Pricing is where many coaches get stuck. Fear of rejection pushes them to set prices too low.
Pricing is easier to stand behind when you can point to the full client experience and how you run the business, not a single number with no context.
→ How to earn more as an online coach (systems, not more panic hours)
→ A plain-language guide to the online coaching business
In this article we go through how to calculate a real price and how to talk about it without fear.
Why low pricing does not attract clients
A low price sends the wrong signal. A client paying 50 euros engages less than one paying 200.
A higher price attracts serious clients who want results. Less churn, less explaining.
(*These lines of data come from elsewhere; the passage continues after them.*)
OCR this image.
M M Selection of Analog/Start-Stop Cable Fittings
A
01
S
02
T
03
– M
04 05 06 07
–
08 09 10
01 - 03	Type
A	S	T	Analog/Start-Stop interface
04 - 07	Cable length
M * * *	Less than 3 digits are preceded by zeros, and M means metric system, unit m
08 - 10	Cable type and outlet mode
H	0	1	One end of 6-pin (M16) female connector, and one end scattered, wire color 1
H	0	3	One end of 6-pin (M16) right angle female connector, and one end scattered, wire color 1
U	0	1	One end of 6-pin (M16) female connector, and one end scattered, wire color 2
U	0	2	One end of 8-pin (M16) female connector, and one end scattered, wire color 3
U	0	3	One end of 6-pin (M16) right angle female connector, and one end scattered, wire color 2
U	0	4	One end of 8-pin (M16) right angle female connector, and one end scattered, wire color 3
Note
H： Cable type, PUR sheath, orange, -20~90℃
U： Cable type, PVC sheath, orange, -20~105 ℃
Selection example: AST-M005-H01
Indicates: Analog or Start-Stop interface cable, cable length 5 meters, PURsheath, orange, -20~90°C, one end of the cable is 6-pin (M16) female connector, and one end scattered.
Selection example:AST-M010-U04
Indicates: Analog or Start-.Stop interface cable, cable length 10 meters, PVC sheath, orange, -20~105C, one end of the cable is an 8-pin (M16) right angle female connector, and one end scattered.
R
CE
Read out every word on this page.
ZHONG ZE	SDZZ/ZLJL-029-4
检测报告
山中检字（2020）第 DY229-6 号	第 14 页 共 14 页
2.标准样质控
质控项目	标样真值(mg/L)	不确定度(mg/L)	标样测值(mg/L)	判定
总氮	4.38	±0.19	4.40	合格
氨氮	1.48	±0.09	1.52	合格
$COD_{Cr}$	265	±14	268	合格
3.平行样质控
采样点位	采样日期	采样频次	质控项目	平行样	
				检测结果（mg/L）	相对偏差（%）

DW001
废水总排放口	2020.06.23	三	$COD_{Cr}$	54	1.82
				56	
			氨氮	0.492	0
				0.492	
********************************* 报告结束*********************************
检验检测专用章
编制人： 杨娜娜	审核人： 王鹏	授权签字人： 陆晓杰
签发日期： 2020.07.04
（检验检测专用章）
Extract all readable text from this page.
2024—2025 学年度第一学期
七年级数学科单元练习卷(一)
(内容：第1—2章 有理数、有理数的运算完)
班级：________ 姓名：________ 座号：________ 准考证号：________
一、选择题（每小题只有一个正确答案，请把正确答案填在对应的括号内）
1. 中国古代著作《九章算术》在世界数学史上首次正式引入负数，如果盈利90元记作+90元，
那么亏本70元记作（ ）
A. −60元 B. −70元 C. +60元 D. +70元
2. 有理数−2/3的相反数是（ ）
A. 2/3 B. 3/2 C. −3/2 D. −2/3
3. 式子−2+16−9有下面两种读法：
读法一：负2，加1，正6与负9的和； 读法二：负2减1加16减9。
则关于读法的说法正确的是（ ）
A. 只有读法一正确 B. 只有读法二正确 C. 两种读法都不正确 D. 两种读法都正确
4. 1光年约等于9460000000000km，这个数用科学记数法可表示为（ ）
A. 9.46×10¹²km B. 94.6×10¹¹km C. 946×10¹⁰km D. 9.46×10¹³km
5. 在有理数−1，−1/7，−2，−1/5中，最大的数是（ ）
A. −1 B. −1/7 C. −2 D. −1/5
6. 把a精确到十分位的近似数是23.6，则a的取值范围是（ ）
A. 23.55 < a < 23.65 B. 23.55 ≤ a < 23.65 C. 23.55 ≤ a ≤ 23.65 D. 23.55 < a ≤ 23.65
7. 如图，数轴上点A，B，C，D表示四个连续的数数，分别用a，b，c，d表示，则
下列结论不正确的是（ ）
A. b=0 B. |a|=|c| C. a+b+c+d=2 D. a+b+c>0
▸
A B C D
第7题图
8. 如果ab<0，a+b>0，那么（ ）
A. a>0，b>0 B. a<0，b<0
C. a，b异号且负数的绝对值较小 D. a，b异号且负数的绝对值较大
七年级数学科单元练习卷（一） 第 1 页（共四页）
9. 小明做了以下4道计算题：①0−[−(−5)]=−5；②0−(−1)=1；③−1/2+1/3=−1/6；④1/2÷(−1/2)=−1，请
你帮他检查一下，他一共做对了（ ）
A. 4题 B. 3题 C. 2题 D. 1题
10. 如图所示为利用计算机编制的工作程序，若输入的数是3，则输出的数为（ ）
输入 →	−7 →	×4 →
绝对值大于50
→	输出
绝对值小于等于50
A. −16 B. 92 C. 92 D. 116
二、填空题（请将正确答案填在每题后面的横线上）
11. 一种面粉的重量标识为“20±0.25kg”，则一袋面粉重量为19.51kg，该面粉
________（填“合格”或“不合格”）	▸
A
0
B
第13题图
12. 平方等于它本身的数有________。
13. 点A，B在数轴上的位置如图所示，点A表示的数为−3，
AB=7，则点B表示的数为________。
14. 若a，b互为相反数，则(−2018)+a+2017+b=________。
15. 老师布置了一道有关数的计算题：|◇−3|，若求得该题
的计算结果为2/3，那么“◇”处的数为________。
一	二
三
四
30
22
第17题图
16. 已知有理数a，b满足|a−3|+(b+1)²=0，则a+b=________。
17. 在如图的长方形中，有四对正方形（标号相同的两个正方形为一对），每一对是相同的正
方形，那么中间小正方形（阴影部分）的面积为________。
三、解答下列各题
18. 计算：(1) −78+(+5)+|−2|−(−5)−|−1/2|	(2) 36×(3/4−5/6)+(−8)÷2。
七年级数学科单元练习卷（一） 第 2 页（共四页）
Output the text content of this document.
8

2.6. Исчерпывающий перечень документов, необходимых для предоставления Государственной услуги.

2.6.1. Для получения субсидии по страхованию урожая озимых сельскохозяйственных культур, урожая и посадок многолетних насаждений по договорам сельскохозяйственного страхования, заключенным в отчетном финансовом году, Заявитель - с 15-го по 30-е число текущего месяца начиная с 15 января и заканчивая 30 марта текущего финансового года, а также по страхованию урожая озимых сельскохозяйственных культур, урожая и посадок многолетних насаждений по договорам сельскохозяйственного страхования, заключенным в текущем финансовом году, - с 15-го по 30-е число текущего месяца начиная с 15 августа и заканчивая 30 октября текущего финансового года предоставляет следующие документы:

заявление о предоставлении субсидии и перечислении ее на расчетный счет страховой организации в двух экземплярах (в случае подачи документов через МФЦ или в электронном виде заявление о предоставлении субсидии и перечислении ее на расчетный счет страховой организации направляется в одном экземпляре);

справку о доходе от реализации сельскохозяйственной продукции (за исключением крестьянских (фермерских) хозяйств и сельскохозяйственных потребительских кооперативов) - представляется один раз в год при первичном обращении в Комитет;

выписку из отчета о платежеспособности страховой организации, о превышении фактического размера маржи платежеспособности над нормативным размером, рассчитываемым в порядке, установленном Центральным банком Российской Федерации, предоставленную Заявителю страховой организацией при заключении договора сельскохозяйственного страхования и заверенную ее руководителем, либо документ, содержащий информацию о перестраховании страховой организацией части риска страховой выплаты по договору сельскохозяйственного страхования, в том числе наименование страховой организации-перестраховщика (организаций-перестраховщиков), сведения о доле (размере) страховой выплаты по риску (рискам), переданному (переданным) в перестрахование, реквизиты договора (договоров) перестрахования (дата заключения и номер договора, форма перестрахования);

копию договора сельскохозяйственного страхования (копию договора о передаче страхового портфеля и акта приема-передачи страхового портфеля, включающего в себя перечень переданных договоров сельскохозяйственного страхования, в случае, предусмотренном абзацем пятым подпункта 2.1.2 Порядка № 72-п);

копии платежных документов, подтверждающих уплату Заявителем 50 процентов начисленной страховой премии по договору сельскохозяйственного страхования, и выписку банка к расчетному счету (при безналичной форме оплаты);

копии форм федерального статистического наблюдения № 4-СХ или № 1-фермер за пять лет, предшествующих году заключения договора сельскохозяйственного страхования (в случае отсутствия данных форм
How to calculate your minimum price
- Hours per week you want to spend on coaching
- Subtract 30 to 40 percent for paperwork and marketing
- Multiply the rest by your target hourly rate
- Divide by the number of clients you can manage
- That is your minimum price per client
Use more than one package
One package means everyone pays the same. Two or three packages let clients choose their level.
Example: Basic 99 euros, Pro 199 euros, VIP 399 euros. VIP clients hold revenue, Basic attracts new ones.
How to communicate your price
Price without context sounds expensive. Tie it to a concrete service and a concrete result.
Instead of “199 euros a month”, write “a program that helped 40 clients get stronger, 199 euros a month”.
Raising prices for existing clients
Once a year, with 30 days notice, raise prices by 10 to 20 percent. Most loyal clients accept it without issue.